Intuitivamente, nos referimos às receitas operacionais como sendo as receitas normais da empresa, ou seja, aquelas auferidas no curso regular de suas atividades. Apesar de imprecisa, essa noção foi incorporada às normas contábeis. De acordo com Apêndice A do Pronunciamento CPC 47, as receitas são aumentos nos benefícios econômicos provenientes das atividades normais da entidade.

A Lei das Sociedades por Ações (Lei n. 6.404/76) aboliu a distinção entre receitas operacionais e não operacionais. O art. 187, IV, impunha a indicação do lucro ou prejuízo operacional e das receitas e despesas não operacionais. A redação atual fala em lucro ou prejuízo operacional e em outras receitas e despesas. A legislação tributária continua adotando a expressão não operacional. Classificam-se como resultado não-operacional, por exemplo, os ganhos ou perdas na alienação de bens do ativo não circulante (art. 31 do Decreto-Lei n. 1.598/77).

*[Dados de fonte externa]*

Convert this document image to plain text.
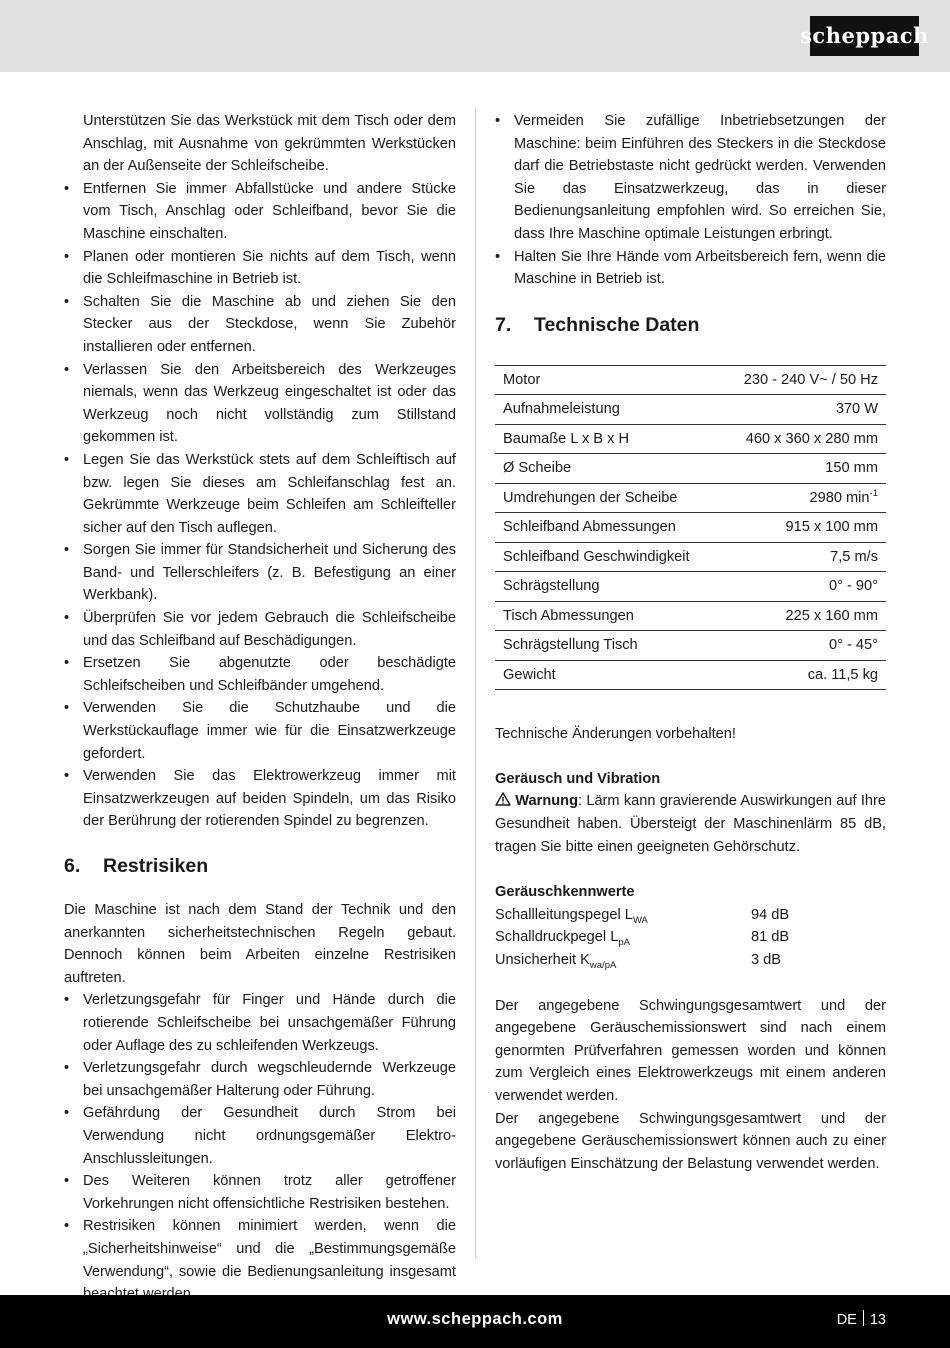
scheppach
Unterstützen Sie das Werkstück mit dem Tisch oder dem Anschlag, mit Ausnahme von gekrümmten Werkstücken an der Außenseite der Schleifscheibe.
• Entfernen Sie immer Abfallstücke und andere Stücke vom Tisch, Anschlag oder Schleifband, bevor Sie die Maschine einschalten.
• Planen oder montieren Sie nichts auf dem Tisch, wenn die Schleifmaschine in Betrieb ist.
• Schalten Sie die Maschine ab und ziehen Sie den Stecker aus der Steckdose, wenn Sie Zubehör installieren oder entfernen.
• Verlassen Sie den Arbeitsbereich des Werkzeuges niemals, wenn das Werkzeug eingeschaltet ist oder das Werkzeug noch nicht vollständig zum Stillstand gekommen ist.
• Legen Sie das Werkstück stets auf dem Schleiftisch auf bzw. legen Sie dieses am Schleifanschlag fest an. Gekrümmte Werkzeuge beim Schleifen am Schleifteller sicher auf den Tisch auflegen.
• Sorgen Sie immer für Standsicherheit und Sicherung des Band- und Tellerschleifers (z. B. Befestigung an einer Werkbank).
• Überprüfen Sie vor jedem Gebrauch die Schleifscheibe und das Schleifband auf Beschädigungen.
• Ersetzen Sie abgenutzte oder beschädigte Schleifscheiben und Schleifbänder umgehend.
• Verwenden Sie die Schutzhaube und die Werkstückauflage immer wie für die Einsatzwerkzeuge gefordert.
• Verwenden Sie das Elektrowerkzeug immer mit Einsatzwerkzeugen auf beiden Spindeln, um das Risiko der Berührung der rotierenden Spindel zu begrenzen.
6.	Restrisiken

Die Maschine ist nach dem Stand der Technik und den anerkannten sicherheitstechnischen Regeln gebaut. Dennoch können beim Arbeiten einzelne Restrisiken auftreten.

• Verletzungsgefahr für Finger und Hände durch die rotierende Schleifscheibe bei unsachgemäßer Führung oder Auflage des zu schleifenden Werkzeugs.
• Verletzungsgefahr durch wegschleudernde Werkzeuge bei unsachgemäßer Halterung oder Führung.
• Gefährdung der Gesundheit durch Strom bei Verwendung nicht ordnungsgemäßer Elektro-Anschlussleitungen.
• Des Weiteren können trotz aller getroffener Vorkehrungen nicht offensichtliche Restrisiken bestehen.
• Restrisiken können minimiert werden, wenn die „Sicherheitshinweise“ und die „Bestimmungsgemäße Verwendung“, sowie die Bedienungsanleitung insgesamt
• Vermeiden Sie zufällige Inbetriebsetzungen der Maschine: beim Einführen des Steckers in die Steckdose darf die Betriebstaste nicht gedrückt werden. Verwenden Sie das Einsatzwerkzeug, das in dieser Bedienungsanleitung empfohlen wird. So erreichen Sie, dass Ihre Maschine optimale Leistungen erbringt.
• Halten Sie Ihre Hände vom Arbeitsbereich fern, wenn die Maschine in Betrieb ist.
7.	Technische Daten
Motor	230 - 240 V~ / 50 Hz
Aufnahmeleistung	370 W
Baumaße L x B x H	460 x 360 x 280 mm
Ø Scheibe	150 mm
Umdrehungen der Scheibe	2980 $\min^{-1}$
Schleifband Abmessungen	915 x 100 mm
Schleifband Geschwindigkeit	7,5 m/s
Schrägstellung	0° - 90°
Tisch Abmessungen	225 x 160 mm
Schrägstellung Tisch	0° - 45°
Gewicht	ca. 11,5 kg

Technische Änderungen vorbehalten!

Geräusch und Vibration

Warnung: Lärm kann gravierende Auswirkungen auf Ihre Gesundheit haben. Übersteigt der Maschinenlärm 85 dB, tragen Sie bitte einen geeigneten Gehörschutz.

Geräuschkennwerte

Schallleitungspegel $L_{WA}$	94 dB
Schalldruckpegel $L_{pA}$	81 dB
Unsicherheit $K_{wa/pA}$	3 dB

Der angegebene Schwingungsgesamtwert und der angegebene Geräuschemissionswert sind nach einem genormten Prüfverfahren gemessen worden und können zum Vergleich eines Elektrowerkzeugs mit einem anderen verwendet werden.

Der angegebene Schwingungsgesamtwert und der angegebene Geräuschemissionswert können auch zu einer vorläufigen Einschätzung der Belastung verwendet werden.

www.scheppach.com	DE 13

A interpretação do que é uma receita operacional ou normal e do que seria qualificado como outra receita ou receita não operacional, pode mudar drasticamente a carga tributária de uma operação. O enquadramento de uma receita como normal ou operacional tem impactos relevantes para efeitos de IRPJ, CSLL, PIS e COFINS, em razão de relação com o novo conceito de receita bruta (art. 12 do Decreto-Lei n. 1.598/77), definido como receita da atividade ou objeto principal da pessoa jurídica.

Embora sob roupagem diferente, essa discussão sobre o que é uma receita operacional, normal, regular da pessoa jurídica é bastante antiga. Ela ganhou maior relevância com a distinção entre os fatos geradores do PIS e da COFINS para os regimes cumulativo e não cumulativo (enquanto naquele regime tributa-se apenas a receita bruta, neste se tributa a receita total), e atingiu seu ápice com o novo conceito de receita bruta do art. 12 do Decreto-Lei n. 1.598/77.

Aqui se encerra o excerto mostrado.